The limit on out-of-pocket costs, including deductibles and co-payments, was not supposed to exceed $6,350 for an individual and $12,700 for a family. But under a little-noticed ruling, federal officials have granted a one-year grace period to some insurers, allowing them to set higher limits, or no limit at all on some costs, in 2014.

Under the policy, many group health plans will be able to maintain separate out-of-pocket limits for benefits in 2014. As a result, a consumer may be required to pay $6,350 for doctors’ services and hospital care, and an additional $6,350 for prescription drugs under a plan administered by a pharmacy benefit manager.

Some consumers may have to pay even more, as some group health plans will not be required to impose any limit on a patient’s out-of-pocket costs for drugs next year. If a drug plan does not currently have a limit on out-of-pocket costs, it will not have to impose one for 2014, federal officials said Monday.

The health law, signed more than three years ago by Mr. Obama, clearly established a single overall limit on out-of-pocket costs for each individual or family. But federal officials said that many insurers and employers needed more time to comply because they used separate companies to help administer major medical coverage and drug benefits, with separate limits on out-of-pocket costs.

In many cases, the companies have separate computer systems that cannot communicate with one another.

http://www.nytimes.com/2013/08/13/us/a-limit-on-consumer-costs-is-delayed-in-health-care-law.html?ref=politics&_r=0&pagewanted=all

FAQs about Affordable Care Act Implementation Part XII

United States Department of Labor, February 20, 2013

Q2: Who must comply with the annual limitation on out-of-pocket maximums under PHS Act section 2707(b)?

The Departments have determined that, only for the first plan year beginning on or after January 1, 2014, where a group health plan or group health insurance issuer utilizes more than one service provider to administer benefits that are subject to the annual limitation on out-of-pocket maximums under section 2707(a) or 2707(b), the Departments will consider the annual limitation on out-of-pocket maximums to be satisfied if both of the following conditions are satisfied:

a. The plan complies with the requirements with respect to its major medical coverage (excluding, for example, prescription drug coverage and pediatric dental coverage); and

b. To the extent the plan or any health insurance coverage includes an out-of-pocket maximum on coverage that does not consist solely of major medical coverage (for example, if a separate out-of-pocket maximum applies with respect to prescription drug coverage), such out-of-pocket maximum does not exceed the dollar amounts set forth in section 1302(c)(1).

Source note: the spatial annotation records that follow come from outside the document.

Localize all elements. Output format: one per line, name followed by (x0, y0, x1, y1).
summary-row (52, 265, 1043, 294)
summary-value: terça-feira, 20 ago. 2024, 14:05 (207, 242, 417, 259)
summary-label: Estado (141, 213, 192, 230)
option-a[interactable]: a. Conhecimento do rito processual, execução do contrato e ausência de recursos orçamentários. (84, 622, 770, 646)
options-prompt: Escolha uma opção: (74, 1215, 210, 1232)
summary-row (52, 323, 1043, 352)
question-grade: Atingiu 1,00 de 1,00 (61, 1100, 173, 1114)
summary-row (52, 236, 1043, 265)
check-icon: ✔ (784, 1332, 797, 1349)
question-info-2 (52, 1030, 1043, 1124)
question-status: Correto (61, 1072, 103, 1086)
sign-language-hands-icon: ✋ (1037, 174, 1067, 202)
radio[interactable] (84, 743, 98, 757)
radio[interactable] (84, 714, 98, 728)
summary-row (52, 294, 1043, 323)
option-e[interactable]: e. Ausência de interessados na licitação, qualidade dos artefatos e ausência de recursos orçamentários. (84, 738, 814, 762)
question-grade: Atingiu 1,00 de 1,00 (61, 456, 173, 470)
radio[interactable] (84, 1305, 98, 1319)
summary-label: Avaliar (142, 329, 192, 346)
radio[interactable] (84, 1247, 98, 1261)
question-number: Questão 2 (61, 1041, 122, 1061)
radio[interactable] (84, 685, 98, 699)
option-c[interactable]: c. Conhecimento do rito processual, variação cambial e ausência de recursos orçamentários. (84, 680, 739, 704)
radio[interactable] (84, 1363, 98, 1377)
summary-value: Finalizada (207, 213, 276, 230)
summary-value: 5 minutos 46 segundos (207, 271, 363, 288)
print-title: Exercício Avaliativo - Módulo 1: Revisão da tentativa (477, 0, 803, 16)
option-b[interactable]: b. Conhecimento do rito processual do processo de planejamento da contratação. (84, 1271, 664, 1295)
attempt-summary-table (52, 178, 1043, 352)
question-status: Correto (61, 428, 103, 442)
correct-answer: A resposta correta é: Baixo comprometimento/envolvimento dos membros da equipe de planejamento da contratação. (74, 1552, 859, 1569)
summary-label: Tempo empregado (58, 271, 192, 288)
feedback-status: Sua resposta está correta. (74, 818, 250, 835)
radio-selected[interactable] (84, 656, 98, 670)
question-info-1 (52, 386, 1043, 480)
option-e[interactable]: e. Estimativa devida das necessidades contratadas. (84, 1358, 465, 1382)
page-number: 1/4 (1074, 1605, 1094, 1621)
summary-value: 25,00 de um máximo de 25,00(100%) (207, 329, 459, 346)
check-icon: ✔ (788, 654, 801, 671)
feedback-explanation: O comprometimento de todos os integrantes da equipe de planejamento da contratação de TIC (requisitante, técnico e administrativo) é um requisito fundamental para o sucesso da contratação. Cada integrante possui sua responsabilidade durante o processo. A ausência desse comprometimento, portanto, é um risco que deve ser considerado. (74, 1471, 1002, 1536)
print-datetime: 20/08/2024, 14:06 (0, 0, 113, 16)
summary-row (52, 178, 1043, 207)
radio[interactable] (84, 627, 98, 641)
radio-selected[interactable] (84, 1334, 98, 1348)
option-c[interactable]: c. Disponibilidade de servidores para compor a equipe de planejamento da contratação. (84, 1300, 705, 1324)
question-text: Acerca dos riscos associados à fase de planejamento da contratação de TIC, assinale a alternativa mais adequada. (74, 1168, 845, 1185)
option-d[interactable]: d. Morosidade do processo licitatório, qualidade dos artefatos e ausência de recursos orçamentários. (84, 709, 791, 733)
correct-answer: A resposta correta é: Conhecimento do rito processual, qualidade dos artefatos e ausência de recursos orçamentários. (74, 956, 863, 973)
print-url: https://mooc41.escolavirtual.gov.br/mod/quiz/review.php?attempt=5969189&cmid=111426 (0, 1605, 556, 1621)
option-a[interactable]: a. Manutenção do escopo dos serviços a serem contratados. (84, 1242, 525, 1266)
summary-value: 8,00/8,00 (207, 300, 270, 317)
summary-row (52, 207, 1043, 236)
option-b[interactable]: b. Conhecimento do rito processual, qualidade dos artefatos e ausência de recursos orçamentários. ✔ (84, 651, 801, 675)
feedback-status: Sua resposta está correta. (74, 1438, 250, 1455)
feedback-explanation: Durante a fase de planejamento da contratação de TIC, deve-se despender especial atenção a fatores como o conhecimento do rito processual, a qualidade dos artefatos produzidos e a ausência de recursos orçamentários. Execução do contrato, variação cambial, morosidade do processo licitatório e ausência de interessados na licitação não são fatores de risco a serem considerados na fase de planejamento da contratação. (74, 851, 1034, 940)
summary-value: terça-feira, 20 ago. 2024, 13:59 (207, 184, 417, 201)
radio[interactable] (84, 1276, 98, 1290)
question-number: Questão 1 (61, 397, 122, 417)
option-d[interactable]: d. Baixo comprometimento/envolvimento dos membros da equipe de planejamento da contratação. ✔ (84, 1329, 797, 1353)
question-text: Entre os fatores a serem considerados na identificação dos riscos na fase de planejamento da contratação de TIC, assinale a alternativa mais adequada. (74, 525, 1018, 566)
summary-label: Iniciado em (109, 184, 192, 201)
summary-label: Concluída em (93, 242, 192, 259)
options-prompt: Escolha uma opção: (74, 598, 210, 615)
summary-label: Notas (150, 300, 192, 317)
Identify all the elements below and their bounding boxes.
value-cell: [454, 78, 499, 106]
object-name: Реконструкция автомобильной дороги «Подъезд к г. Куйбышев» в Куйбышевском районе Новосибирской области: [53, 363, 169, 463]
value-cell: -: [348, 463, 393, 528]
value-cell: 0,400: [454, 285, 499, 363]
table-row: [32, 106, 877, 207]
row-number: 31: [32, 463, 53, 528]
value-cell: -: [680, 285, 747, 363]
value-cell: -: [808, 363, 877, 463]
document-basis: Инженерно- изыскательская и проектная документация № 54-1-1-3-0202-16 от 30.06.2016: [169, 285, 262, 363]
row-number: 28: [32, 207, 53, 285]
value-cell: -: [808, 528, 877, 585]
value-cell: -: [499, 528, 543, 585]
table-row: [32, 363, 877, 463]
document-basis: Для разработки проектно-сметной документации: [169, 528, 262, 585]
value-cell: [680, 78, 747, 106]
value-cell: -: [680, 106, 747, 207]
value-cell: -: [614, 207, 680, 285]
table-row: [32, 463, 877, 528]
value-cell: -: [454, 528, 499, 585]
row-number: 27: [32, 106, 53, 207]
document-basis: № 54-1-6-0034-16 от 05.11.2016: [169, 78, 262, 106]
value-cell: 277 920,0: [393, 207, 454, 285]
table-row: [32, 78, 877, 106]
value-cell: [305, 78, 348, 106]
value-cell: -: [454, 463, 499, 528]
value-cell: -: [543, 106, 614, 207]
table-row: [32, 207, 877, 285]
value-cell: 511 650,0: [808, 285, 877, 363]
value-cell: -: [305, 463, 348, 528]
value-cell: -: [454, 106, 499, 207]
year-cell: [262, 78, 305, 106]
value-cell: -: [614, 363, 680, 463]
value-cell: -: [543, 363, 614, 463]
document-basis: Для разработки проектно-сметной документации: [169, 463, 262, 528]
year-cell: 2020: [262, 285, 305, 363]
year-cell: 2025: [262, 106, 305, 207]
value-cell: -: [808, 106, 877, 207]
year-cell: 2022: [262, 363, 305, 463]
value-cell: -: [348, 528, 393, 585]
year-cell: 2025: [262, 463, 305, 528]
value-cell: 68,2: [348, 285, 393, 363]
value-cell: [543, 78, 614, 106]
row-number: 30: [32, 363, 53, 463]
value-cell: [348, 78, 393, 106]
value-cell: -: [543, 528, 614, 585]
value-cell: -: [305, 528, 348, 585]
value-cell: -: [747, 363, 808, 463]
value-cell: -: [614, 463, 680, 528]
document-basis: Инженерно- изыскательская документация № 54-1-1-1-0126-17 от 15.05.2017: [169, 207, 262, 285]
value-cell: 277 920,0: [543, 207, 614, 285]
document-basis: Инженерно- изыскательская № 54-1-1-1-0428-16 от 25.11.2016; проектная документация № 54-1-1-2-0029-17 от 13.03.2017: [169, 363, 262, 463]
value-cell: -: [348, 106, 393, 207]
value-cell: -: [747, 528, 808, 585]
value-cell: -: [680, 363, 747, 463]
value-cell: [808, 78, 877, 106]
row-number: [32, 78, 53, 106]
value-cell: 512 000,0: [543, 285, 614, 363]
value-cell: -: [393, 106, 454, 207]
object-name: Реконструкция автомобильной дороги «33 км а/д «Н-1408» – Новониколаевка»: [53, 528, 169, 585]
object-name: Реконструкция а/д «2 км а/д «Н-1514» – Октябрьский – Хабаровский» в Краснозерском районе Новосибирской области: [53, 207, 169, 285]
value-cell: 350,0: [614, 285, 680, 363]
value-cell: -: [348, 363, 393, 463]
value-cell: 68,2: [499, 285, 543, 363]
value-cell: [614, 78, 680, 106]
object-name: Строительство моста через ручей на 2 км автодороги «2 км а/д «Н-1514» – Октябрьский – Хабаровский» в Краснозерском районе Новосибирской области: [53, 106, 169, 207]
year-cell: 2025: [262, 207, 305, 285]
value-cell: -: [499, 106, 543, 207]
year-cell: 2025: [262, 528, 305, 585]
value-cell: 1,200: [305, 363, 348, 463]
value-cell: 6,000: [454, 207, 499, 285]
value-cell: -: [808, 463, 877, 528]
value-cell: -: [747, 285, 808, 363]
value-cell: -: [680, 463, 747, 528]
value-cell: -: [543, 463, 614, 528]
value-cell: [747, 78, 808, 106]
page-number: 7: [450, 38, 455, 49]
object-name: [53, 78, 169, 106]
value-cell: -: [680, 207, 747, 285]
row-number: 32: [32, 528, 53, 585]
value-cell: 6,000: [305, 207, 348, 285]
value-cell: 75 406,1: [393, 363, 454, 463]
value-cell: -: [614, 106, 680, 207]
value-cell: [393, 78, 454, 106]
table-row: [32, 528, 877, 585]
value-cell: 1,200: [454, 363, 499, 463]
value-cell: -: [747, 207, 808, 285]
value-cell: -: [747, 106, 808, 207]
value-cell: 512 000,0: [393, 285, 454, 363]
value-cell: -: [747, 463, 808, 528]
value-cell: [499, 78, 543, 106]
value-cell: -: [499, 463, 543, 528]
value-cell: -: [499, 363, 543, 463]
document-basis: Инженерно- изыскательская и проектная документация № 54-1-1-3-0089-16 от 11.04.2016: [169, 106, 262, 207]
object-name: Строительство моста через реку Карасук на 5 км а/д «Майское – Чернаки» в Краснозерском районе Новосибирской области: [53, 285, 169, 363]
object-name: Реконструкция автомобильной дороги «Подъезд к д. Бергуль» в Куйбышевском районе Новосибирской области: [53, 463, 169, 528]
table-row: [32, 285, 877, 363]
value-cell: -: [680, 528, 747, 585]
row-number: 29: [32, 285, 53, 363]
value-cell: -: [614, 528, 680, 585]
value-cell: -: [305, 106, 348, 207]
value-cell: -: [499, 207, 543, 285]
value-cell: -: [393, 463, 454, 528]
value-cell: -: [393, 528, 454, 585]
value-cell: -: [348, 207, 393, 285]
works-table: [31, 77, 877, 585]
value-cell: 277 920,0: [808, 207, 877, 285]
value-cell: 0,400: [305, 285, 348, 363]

http://www.dol.gov/ebsa/faqs/faq-aca12.html

Comment:

By Don McCanne, M.D.

One of the most important benefits of Obamacare is the establishment of maximum out-of-pocket spending that any individual or family would have to face in any given year. Although the amounts will still be unduly burdensome for far too many, nevertheless, it does provide some protection against catastrophic loss.

For the first year, 2014, the administration is allowing maximums to apply separately to both major medical coverage and prescription drug coverage, so patients could face twice the maximum in out-of-pocket spending. This transitional relaxation of the rules is to allow insurers to coordinate their computers that currently administer medical benefits and drug coverage separately.

We’ve discussed before the fact that losses in excess of the maximums may still occur because of limitations in benefits covered or from services provided outside of health plan networks. This one year transition not only will add to that exposure, but it also provides yet another example of the excessive administrative complexity of Obamacare. Wasting resources on excessive administrative services while exposing patients to potential financial hardship would be greatly diminished by changing to a single payer national health program.